O dirigente dos Russos Livres responsabiliza Putin por toda esta tragédia: “Quanto mais tempo o deixarem destruir o mundo, mais pessoas morrerão”.
Sveta Azernikova vive em Portugal há 14 anos e já tem cidadania portuguesa. Gestora de um grupo nas redes sociais da comunidade na Madeira, Sveta elogia os “portugueses comuns”, que “sempre foram simpáticos e interessados nos estrangeiros, especialmente naqueles que vêm com ideias, aprendem a língua e respeitam a cultura”.
Contudo, a “atitude das instituições estatais e dos bancos mudou muito e não para melhor”, afirma, admitindo já ter sentido isso na pele, apesar de já ter cidadania e de ter uma vida social ativa.
“Ter a Rússia, a Bielorrússia e até a URSS como local de nascimento cria imediatamente muitos problemas nos bancos.
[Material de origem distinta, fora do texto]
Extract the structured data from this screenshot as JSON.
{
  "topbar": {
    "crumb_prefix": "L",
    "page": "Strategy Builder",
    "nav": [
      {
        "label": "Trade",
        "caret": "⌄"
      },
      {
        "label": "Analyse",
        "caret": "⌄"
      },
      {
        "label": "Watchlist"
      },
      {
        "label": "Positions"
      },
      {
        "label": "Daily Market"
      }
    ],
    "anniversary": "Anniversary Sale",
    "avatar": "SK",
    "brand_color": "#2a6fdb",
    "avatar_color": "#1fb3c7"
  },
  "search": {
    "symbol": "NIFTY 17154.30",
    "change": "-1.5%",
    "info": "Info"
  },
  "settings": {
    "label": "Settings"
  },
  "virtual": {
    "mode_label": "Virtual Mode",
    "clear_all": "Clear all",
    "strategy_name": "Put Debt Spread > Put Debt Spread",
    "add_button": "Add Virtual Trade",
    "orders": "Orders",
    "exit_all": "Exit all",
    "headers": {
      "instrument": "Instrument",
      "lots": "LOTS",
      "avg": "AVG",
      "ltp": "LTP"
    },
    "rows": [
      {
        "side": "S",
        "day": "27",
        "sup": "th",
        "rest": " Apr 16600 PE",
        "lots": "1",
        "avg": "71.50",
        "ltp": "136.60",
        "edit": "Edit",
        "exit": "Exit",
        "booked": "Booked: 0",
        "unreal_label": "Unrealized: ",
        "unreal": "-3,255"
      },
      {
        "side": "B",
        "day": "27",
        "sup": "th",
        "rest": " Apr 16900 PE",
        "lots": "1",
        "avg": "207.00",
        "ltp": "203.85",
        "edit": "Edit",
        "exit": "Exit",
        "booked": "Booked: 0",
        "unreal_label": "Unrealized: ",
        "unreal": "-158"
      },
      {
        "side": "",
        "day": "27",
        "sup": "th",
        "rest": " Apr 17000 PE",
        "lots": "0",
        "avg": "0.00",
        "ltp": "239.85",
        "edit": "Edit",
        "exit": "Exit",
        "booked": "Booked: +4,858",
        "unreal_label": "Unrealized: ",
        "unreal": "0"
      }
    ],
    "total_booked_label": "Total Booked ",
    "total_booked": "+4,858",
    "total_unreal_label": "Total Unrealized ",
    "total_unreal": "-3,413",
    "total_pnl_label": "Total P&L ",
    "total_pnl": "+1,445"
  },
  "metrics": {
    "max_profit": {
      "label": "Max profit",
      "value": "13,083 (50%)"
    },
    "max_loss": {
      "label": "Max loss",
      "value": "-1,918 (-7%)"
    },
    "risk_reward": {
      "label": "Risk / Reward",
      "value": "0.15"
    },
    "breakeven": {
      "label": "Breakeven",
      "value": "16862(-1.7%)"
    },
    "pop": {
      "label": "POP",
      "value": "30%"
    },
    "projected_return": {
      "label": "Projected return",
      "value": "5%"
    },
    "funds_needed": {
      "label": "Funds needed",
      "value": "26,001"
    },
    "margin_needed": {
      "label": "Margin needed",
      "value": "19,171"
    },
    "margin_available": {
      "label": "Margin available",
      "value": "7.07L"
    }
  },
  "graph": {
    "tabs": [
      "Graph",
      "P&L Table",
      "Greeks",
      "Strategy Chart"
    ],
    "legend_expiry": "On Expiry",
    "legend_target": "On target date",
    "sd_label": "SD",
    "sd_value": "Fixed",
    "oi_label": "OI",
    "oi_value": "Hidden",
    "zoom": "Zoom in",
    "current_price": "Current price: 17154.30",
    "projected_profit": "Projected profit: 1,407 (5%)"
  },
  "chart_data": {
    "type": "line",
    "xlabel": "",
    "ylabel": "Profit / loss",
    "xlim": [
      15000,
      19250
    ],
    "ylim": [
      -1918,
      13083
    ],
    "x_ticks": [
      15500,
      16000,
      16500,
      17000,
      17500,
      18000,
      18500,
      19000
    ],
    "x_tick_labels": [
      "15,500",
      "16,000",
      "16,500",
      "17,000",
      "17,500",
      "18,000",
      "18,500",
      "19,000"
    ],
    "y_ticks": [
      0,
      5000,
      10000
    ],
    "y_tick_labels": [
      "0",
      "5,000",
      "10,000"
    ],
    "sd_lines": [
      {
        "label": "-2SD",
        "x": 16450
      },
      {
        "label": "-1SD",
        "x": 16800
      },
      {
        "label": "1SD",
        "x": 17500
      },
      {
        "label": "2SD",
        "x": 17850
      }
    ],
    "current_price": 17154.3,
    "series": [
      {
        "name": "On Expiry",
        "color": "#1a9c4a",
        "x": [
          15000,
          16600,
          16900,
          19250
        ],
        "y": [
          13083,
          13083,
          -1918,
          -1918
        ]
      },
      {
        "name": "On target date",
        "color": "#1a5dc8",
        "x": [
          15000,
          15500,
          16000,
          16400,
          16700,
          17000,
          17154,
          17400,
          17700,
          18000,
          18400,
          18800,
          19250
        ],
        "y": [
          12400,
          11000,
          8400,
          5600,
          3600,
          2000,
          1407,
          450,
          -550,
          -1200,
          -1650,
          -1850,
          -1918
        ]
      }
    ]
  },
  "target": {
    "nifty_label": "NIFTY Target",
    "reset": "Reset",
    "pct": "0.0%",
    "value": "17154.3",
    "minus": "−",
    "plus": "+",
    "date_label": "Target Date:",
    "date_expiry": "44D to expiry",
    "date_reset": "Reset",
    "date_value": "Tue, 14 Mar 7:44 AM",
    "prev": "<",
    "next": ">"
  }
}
Regra geral, é-nos quase impossível abrir contas, o que impede uma vida e um trabalho normais”.
Isto aconteceu com Sveta: “O banco não nos deu acesso ao nosso depósito, que tínhamos efetuado há cinco anos, poupando dinheiro para a educação do nosso filho. E tenho a certeza de que, se não fossem as ações do meu marido, não teríamos podido utilizar esse dinheiro até agora”.
No plano pessoal, apesar de não se rever no regime, Sveta Azernikova admite estar numa situação difícil: “Tenho dificuldade em falar com os meus amigos na Rússia, porque muitas vezes eles têm medo ou estão expostos à propaganda russa”.
Simultaneamente, admite dificuldades em falar com os seus amigos ucranianos: “Porque me sinto culpada e responsável pelo mal que o meu país está a cometer”.
Do universo de processos pendentes, há cerca de dez mil pedidos de regularização de russos desde fevereiro do ano passado. São “russos que fugiram da guerra” e “pessoas que não aceitam a agressão e o assassínio, pessoas que valorizam a liberdade, a democracia e a sua própria liberdade”, explicou Sveta Azernikova.
No entanto, esses imigrantes “têm poucos ou nenhuns direitos em Portugal, a menos que tenham solicitado um regime de proteção temporária”.
“A maioria vem com visto de turista e não tem direito formal a solicitar esse estatuto”, embora muitos sejam de facto refugiados, diz.
Apesar das dificuldades, Timofey Bugaevsky admite que a situação particular de muitos russos não pode ser comparada com quem viu o seu país invadido.
“Gostaria de afirmar que os problemas que têm ocorrido com os deslocados da Rússia não são nem de perto nem de longe os que estão a criar as tropas russas aos ucranianos e quanto mais depressa o agressor for derrotado, menos problemas todos terão”, acrescentou o dirigente dos Russos Livres.